Tween Two Curves Along Curve not working as desired (Grasshopper/Pufferfish)

I need to loft between two sections (2 closed curves in parallel planes) guided by specific rails.

There are a bunch of ways to do this, but I’m still looking for the cleanest way possible.
Just lofting using the loft component wasn’t working very well, so I tried other methods like lofting between connecting lines between both sections etc.
I was hoping the tween curve component would do the job, but the interpolation is linear and I need a very specific shape, as shown in the picture.

I’ve installed Pufferfish and found this Tween Two Curves Along Curve component which was very promising. But after trying to add the required guides (black curves), it just does not want to do what I want it to do. :stuck_out_tongue:
It should go through every guide rail, especially the bottom curve and the flat top and right side.

I’ve attached an example .gh file with the right curves that need to be lofted and the specific guiding rails that need to be accounted for. I also added the (sort of) desired result that I created in a different (but more elaborate) manner. I wanted to improve on that by using these tween curves. It looked promising, as I said, but not quite what I was hoping for.

Thanks in advance.

Tween Between two curves guided test.gh (36.4 KB)

You misunderstand what a guide is. There can be a max of two guides the logic is like a sweep 1 or sweep 2. (Hovering over components and their inputs will give you useful information about what components need) I suggest adding a third curve to loft.

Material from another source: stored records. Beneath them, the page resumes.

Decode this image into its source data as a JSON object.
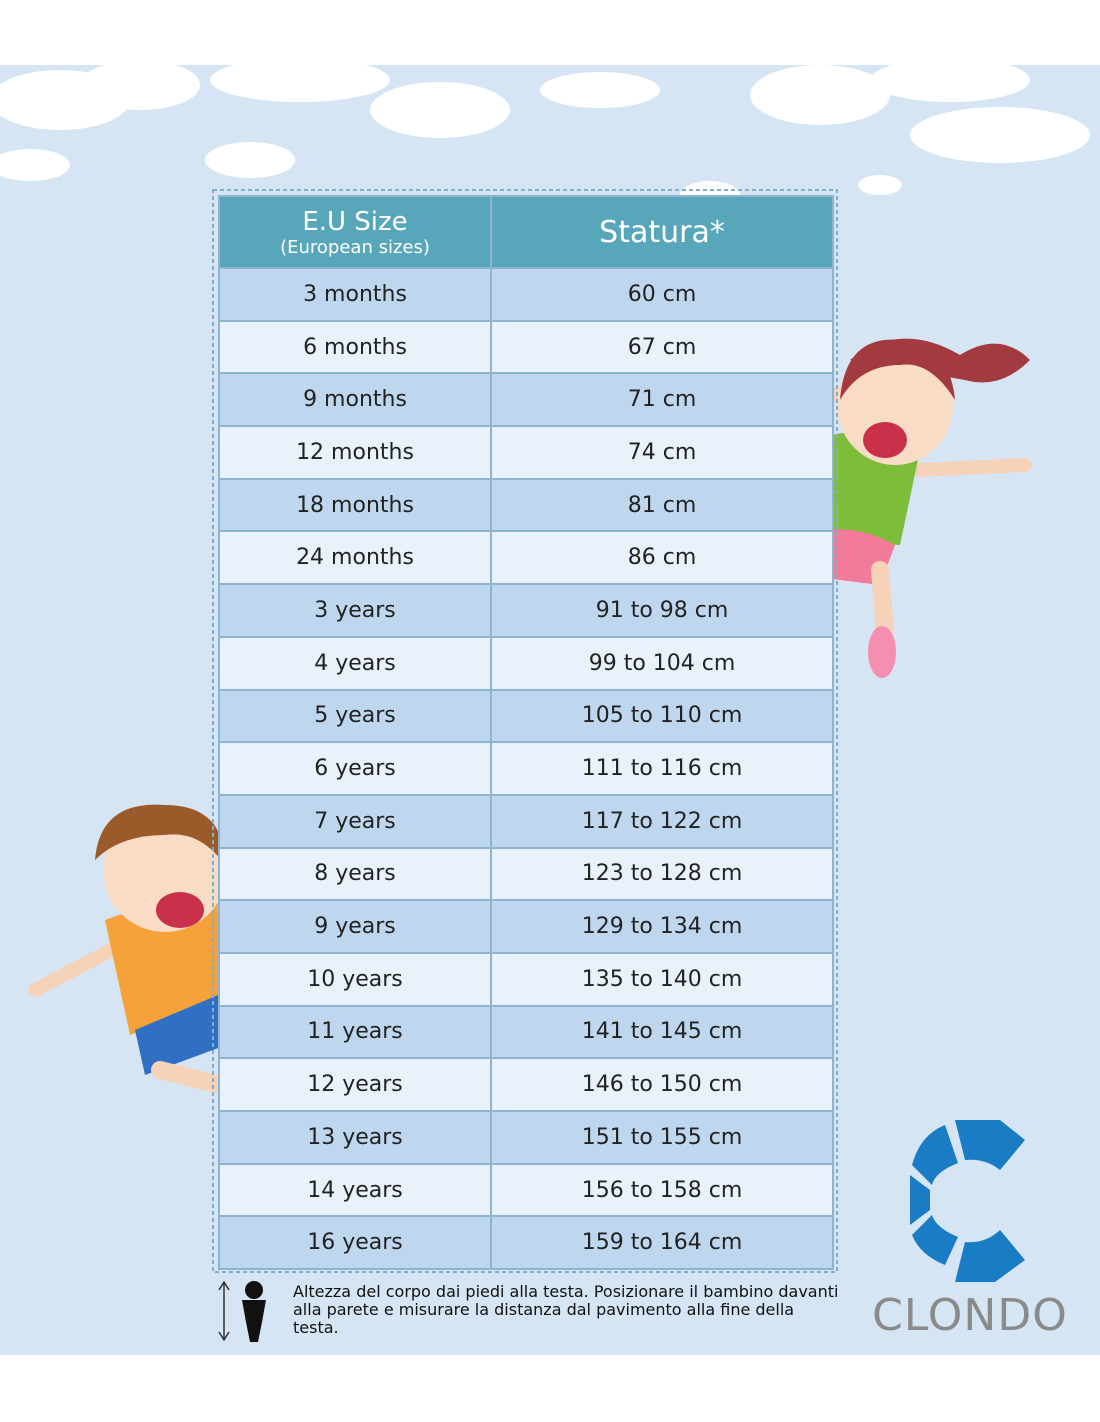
{
  "table": {
    "header": {
      "size_title": "E.U Size",
      "size_subtitle": "(European sizes)",
      "height_title": "Statura*"
    },
    "rows": [
      [
        "3 months",
        "60 cm"
      ],
      [
        "6 months",
        "67 cm"
      ],
      [
        "9 months",
        "71 cm"
      ],
      [
        "12 months",
        "74 cm"
      ],
      [
        "18 months",
        "81 cm"
      ],
      [
        "24 months",
        "86 cm"
      ],
      [
        "3 years",
        "91 to 98 cm"
      ],
      [
        "4 years",
        "99 to 104 cm"
      ],
      [
        "5 years",
        "105 to 110 cm"
      ],
      [
        "6 years",
        "111 to 116 cm"
      ],
      [
        "7 years",
        "117 to 122 cm"
      ],
      [
        "8 years",
        "123 to 128 cm"
      ],
      [
        "9 years",
        "129 to 134 cm"
      ],
      [
        "10 years",
        "135 to 140 cm"
      ],
      [
        "11 years",
        "141 to 145 cm"
      ],
      [
        "12 years",
        "146 to 150 cm"
      ],
      [
        "13 years",
        "151 to 155 cm"
      ],
      [
        "14 years",
        "156 to 158 cm"
      ],
      [
        "16 years",
        "159 to 164 cm"
      ]
    ]
  },
  "footnote": "Altezza del corpo dai piedi alla testa. Posizionare il bambino davanti alla parete e misurare la distanza dal pavimento alla fine della testa.",
  "logo": {
    "text": "CLONDO"
  }
}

Or use network surface with your current curves and cross sections.

(Or maybe I misunderstand. Most of your curves are black in the screenshot)

So that you understand the tween along curve components have a same logic as sweeps. Profiles would be the curves in green (curves to tween), Guides (one or two) would be the curves in blue.


Tween along.gh (10.1 KB)

If you want the curves in the other direction (which I think you do), you just need two curves as guide in that direction. (preferably one along the section ends and one along the section centers for the result I think you want)

Then you can loft them


Tween along flipped lofted.gh (12.9 KB)

However, to get the control you might want using all those crossing curves spanning the sections I suggest opening the back of the section curves then using network surface or Pufferfish’s automatic network surface.


Network.gh (9.0 KB)

Well, I do know that you can only use 2 guides, but I wanted to use more, you see. If I was using only 2 guides, then the resulting tween curves would not be within the desired boundary (as given by all the black lines/curves). All boundaries, except 1 is then satisfied, that’s why I kept adding ‘more than 2 guides’ to force the tween curves in between the desired boundaries. Which clearly did not work properly.

I’m going to look into the different options you suggested and I’ll report back. Thanks a lot!

I haven’t had much time, but just now I’ve found a clean solution to my initial problem.
I wanted to share this, because it might be an interesting (ready-to-use) addition to the component I’ve used.

I’ve tried your suggestions but none of them did exactly what I wanted. Neither the tween curve along guides nor the network surface generated a clean surface, while the tween curves interpolated linearly, which was not the desired result. The latter made me think whether I could redistribute the generated curves to the desired parabolic/quadratic distribution and that’s exactly what I’ve tried.

I generated parabolic factors for the tween curves between my 2 profiles using a graph mapper. Then I redistributed the curves again linearly. Even 1 tween curve is enough, as long as it’s redistributed at the right position.

So, it might be useful to add an extended Tween Curve component, in which you can specify the distribution (linear, quadratic, cubic, etc.). Unless it already exists and I could have used it all along.

You can do it with the tween through curves component. The I input let’s you change the interpolation type. The component requires atleast 3 input curves.